Her breasts swollen with milk and her belly so huge it looks as if it could rip apart. She is stuck in a hut on fire. There are warriors around the house, riding horses with silver-gilded saddles. The thick smell of burning hay and human flesh. Mongol riders, their noses flat and wide, necks thick and short, and hearts as hard as rocks. The mighty army of Genghis Khan.
“You have lost two loved ones,” I corrected myself. “Your wife was pregnant with your first child.”
His eyebrows clamped down, his eyes fixed on his leather boots, and his lips tightly pursed, the innkeeper’s face creased into an unreadable map. Suddenly he looked old beyond his years.
“I realize that it’s no consolation to you, but I think there is something you should know,” I said. “It wasn’t the fire or the smoke that killed her. It was a wooden plank in the ceiling that collapsed on her head. She died instantly, without any pain. You always assumed she had suffered terribly, but in reality she did not suffer at all.”
The innkeeper furrowed his brow, bowed under a pressure only he could understand. His voice turned raspy as he asked, “How do you know all that?”
I ignored the question. “You have been blaming yourself for not giving her a proper funeral. You still see her in your dreams, crawling out of the pit she was buried in. But your mind is playing games with you.

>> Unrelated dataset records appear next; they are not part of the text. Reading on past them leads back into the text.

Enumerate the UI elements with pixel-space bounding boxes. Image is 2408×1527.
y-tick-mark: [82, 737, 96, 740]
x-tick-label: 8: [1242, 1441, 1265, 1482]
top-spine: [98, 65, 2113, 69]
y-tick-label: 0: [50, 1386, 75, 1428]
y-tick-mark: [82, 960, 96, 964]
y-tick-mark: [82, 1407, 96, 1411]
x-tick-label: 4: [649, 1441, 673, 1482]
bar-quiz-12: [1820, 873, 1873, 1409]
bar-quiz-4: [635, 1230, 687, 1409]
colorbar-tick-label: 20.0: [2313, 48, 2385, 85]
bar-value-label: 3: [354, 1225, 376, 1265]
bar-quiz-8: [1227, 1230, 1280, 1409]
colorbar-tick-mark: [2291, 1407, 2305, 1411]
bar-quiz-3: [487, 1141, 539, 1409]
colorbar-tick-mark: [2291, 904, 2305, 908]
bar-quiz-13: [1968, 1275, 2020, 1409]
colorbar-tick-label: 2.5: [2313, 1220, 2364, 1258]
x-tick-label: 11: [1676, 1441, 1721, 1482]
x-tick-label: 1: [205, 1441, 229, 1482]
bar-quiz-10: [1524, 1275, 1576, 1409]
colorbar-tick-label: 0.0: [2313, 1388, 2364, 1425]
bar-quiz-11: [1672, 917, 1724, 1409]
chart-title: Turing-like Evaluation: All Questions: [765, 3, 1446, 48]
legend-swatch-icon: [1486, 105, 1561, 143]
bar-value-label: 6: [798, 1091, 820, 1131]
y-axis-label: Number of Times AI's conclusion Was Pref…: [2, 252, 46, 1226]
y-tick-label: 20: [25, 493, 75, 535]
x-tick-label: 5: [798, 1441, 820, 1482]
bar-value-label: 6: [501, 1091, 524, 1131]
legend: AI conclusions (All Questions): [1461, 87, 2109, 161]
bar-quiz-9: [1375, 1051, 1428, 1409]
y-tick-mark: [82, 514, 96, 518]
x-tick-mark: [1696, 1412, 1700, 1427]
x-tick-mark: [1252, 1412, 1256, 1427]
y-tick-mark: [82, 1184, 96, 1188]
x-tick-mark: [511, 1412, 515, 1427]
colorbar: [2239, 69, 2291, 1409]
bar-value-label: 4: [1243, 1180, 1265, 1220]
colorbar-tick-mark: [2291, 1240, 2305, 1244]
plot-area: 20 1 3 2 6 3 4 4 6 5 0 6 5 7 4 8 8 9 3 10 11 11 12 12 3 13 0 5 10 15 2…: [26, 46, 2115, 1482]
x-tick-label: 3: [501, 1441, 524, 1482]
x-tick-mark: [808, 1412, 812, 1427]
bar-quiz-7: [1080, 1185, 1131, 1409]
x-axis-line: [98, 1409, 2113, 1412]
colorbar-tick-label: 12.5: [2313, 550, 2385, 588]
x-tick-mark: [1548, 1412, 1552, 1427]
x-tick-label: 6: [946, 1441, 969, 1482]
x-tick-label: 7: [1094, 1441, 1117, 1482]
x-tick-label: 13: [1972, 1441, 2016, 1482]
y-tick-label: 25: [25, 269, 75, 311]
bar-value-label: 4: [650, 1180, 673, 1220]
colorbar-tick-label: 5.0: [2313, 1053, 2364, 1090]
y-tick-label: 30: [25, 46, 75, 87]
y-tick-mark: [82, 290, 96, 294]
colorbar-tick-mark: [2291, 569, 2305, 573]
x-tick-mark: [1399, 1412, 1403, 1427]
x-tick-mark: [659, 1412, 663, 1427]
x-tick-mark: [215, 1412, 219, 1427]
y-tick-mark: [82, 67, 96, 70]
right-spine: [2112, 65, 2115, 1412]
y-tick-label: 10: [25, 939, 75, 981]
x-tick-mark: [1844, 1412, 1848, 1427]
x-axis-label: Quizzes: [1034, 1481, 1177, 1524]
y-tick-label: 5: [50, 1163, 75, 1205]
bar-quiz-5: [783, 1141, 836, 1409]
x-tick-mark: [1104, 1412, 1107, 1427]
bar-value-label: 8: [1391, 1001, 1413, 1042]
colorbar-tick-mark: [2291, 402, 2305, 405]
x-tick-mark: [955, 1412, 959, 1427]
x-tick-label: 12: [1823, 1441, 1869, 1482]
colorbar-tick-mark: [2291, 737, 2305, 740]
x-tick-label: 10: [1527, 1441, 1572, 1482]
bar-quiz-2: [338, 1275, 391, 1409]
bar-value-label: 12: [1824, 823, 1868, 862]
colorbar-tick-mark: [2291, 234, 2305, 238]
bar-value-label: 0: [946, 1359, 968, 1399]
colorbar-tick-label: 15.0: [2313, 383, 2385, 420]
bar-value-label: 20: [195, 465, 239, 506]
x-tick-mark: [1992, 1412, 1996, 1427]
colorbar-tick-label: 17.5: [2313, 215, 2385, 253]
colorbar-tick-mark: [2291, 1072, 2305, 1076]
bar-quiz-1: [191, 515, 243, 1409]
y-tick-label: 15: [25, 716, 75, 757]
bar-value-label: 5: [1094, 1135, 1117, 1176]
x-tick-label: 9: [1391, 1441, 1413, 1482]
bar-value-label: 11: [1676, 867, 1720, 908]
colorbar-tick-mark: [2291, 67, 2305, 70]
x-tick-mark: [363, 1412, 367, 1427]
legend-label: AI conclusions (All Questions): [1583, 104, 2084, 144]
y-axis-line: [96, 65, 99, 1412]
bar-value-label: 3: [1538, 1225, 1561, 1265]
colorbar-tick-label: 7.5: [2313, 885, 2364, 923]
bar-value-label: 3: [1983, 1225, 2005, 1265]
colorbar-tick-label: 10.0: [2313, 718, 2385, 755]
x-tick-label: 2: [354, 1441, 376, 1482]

In truth, your wife and son are both fine, traveling in infinity, as free as a speck of light.”
I then added, measuring each word, “You can become a lamb again, because you still have it in you.”
Upon hearing this the innkeeper pulled his hand away, as if he had just touched a sizzling pan. “I don’t like you, dervish,” he said. “I’ll let you stay here tonight. But make sure you are gone early in the morning. I don’t want to see your face around here again.”
It was always like this. When you spoke the truth, they hated you. The more you talked about love, the more they hated you.
Ella
NORTHAMPTON, MAY 18, 2008
Bested by the tension that followed the argument with David and Jeannette, Ella was so drained she had to stop reading Sweet Blasphemy for a while. She felt as though the lid of a boiling cauldron had suddenly been lifted, emitting old conflicts and new resentments in the rising steam. Unfortunately, it was no one other than she who had lifted that lid. And she had done it by dialing Scott’s number and asking him not to marry her daughter.
Later in her life, she would deeply regret everything she’d uttered during this phone conversation. But on this day in May, she was so sure of herself and the ground beneath her feet that she could not for the life of her fathom any dire consequences from her intrusion.
“Hi, Scott. This is Jeannette’s mom, Ella,” she said, trying to sound jovial, as if calling her daughter’s boyfriend were something she did all the time. “Do you have a minute to talk?”
“Mrs. Rubinstein, how may I help you?” Scott stammered, surprised but ever so civilized.
And in a no-less-civilized tone, Ella told him that although she had nothing against him personally, he was too young and inexperienced to marry her daughter. Upset as he might be to receive this call now, she added, someday in the not-so-distant future he would understand and even thank her for warning him in time. Until then she asked him to kindly drop the subject of marriage and to keep this phone conversation between the two of them.